Court Opinion

ID: 1223478
Source: CourtListenerOpinion
Date Created: 2013-10-30 05:06:01.061046+00
Date Added: 2024-06-11T12:22:23.346818
License: Public Domain

197 Ga. App. 245 (1990)
398 S.E.2d 225
ABBOTT
v.
GILL et al.
A90A1491.
Court of Appeals of Georgia.
Decided September 27, 1990.
Rehearing Denied October 12, 1990.
Stanley M. Karsman, Bouhan, Williams & Levy, James M. Thomas, for appellant.
Ashman & Zipperer, Alex L. Zipperer III, Adams, Gardner, Ellis & Inglesby, Brent J. Savage, George L. Lewis, Beckmann & Pinson, Luhr G. Beckmann, Jr., Woodall & McGahee, John T. Woodall, for appellees.
BANKE, Presiding Judge.
The appellees brought this action against the appellant and several other defendants seeking to recover for injuries allegedly sustained as the result of the contamination of a water system serving their residential subdivision. The water system was owned by the Pine Forest Utility Corporation. In 1983, that corporation had entered into a written contract with the appellant under which he agreed, for a fee, to assume responsibility for the operation and maintenance *246 of the system. That agreement was denominated a trust agreement and purported to transfer possession and control of the water system to the appellant as "trustee" of the purported trust. For this reason, the appellees had originally sued the appellant in his capacity as "as trustee for Pine Forest Utility Corporation.. . ." However, in an earlier appearance of the case before this court, we concluded that the 1983 agreement did not have the legal effect of creating a trust but was simply a contract pursuant to which the appellant assumed personal responsibility for the operation and maintenance of the water system. Accordingly, we held that "any viable claim against [him] must be predicated upon his assumption of the operation and maintenance of the Corporation's water system, and not upon his asserted capacity as. . . trustee." Smith v. Hawks, 182 Ga. App. 379, 385 (5) (355 SE2d 669) (1987).
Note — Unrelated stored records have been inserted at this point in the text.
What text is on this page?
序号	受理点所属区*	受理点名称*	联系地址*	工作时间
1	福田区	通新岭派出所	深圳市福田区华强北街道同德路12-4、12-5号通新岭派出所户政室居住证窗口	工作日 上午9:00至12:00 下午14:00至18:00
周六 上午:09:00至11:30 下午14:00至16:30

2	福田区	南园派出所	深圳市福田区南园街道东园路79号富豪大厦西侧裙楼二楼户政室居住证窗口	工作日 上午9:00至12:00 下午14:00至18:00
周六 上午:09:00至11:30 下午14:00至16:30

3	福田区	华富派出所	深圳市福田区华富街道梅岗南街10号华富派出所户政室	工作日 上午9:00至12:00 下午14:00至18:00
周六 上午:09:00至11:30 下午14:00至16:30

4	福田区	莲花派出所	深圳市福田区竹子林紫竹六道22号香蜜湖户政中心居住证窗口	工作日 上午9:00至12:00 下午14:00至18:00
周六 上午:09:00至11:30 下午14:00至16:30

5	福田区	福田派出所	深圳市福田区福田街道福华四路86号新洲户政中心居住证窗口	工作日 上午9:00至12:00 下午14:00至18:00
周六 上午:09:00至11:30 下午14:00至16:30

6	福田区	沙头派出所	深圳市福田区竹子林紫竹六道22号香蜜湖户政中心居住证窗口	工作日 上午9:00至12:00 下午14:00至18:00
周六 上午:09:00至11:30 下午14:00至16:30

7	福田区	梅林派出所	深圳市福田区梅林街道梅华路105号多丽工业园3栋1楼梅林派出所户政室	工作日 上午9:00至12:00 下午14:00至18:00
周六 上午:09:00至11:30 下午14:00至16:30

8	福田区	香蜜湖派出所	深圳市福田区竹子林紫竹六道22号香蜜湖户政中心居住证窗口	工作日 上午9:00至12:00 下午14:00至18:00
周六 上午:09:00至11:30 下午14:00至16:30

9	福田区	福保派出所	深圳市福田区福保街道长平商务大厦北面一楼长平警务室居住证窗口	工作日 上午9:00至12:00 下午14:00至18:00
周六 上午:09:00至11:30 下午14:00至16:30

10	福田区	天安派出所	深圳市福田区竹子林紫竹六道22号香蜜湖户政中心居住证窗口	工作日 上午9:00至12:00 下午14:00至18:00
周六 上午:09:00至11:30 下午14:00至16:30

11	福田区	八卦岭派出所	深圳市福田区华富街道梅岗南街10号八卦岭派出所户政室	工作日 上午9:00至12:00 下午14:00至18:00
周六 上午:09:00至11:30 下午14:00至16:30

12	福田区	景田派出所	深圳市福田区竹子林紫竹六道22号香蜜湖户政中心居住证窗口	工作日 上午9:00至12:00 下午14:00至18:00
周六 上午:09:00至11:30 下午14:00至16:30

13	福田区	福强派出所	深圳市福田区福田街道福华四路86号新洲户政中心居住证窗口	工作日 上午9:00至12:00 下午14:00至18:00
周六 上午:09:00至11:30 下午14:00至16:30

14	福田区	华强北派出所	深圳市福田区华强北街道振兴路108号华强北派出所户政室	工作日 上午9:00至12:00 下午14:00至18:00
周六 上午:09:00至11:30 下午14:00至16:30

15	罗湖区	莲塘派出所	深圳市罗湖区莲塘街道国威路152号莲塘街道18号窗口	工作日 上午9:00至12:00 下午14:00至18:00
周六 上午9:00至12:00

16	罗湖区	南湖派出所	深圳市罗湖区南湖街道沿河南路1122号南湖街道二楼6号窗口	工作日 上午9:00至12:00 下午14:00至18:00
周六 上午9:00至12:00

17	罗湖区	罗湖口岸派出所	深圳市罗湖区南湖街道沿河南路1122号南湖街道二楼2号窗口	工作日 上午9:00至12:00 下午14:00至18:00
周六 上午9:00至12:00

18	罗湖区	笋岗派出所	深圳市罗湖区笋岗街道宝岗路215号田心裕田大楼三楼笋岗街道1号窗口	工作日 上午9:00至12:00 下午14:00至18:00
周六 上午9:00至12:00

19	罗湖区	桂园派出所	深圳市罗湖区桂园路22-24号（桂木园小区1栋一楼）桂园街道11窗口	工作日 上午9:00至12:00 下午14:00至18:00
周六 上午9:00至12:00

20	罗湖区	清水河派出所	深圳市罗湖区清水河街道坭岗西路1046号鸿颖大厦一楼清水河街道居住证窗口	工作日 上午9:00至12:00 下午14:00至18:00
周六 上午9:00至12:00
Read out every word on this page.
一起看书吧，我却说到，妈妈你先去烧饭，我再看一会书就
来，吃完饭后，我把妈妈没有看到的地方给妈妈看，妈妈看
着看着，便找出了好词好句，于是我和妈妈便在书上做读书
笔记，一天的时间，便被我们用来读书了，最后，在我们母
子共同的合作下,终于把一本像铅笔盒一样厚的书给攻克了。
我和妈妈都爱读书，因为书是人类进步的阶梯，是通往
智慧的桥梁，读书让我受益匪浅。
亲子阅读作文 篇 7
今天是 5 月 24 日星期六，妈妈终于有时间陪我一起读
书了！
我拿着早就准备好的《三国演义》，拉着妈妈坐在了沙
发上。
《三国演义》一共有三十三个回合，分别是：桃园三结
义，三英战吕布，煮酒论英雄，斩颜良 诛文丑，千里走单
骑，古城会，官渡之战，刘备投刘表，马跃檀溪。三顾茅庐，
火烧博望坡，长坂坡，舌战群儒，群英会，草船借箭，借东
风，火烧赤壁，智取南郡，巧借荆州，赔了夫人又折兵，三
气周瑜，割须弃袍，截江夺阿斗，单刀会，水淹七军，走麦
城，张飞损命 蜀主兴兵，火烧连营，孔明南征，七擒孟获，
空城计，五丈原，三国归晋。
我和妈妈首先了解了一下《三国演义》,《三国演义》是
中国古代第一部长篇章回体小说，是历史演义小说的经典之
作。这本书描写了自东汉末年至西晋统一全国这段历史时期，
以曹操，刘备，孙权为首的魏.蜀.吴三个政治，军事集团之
Upon the return of the case to the trial court, the appellees filed an amended complaint deleting all references to the appellant as trustee and seeking instead to hold him liable as an individual, based on the same alleged acts of negligence on which their original claim against him had been predicated. The appellant filed a motion to strike or dismiss this amended complaint on the ground that it sought to add a new defendant without permission from the court in contravention of OCGA § 9-11-21, as well as because he had not been personally served with it and because the statute of limitation had run on the claim. The trial court denied the motion, and the case is now before us pursuant to our grant of the appellant's application for an interlocutory appeal from that ruling. Held:
The original designation of the appellant as the trustee of a trust which had assumed responsibility for the operation of the system clearly was mistaken, inasmuch as there was no such trust. Since no trust existed, it necessarily follows that the appellant was not acting on behalf of a trust in operating the water system but was discharging his own personal contractual obligation. The trial court was authorized to conclude under these circumstances that the amended complaint did not seek to add a new party but merely to correct a misnomer in the original description of the appellant.
"`Where the real defendant has been properly served, a plaintiff has the right to amend in order to correct a misnomer in the description of the defendant contained in the complaint. (Cits.) Correction of a misnomer involves no substitution of parties and does not add a new and distinct party. (Cit.)' [Cits.]" Cunningham, Tallman, Pennington, Inc. v. Case-Hoyte Color Printers, 174 Ga. App. 488 (330 SE2d 598) (1985), citing Atlanta Veterans Transp. v. Westmoreland, 123 Ga. App. 466 (181 SE2d 504) (1971). Accordingly, the court did not err in denying the appellant's motion to strike or dismiss the recast complaint.
*247 Judgment affirmed. Birdsong and Cooper, JJ., concur.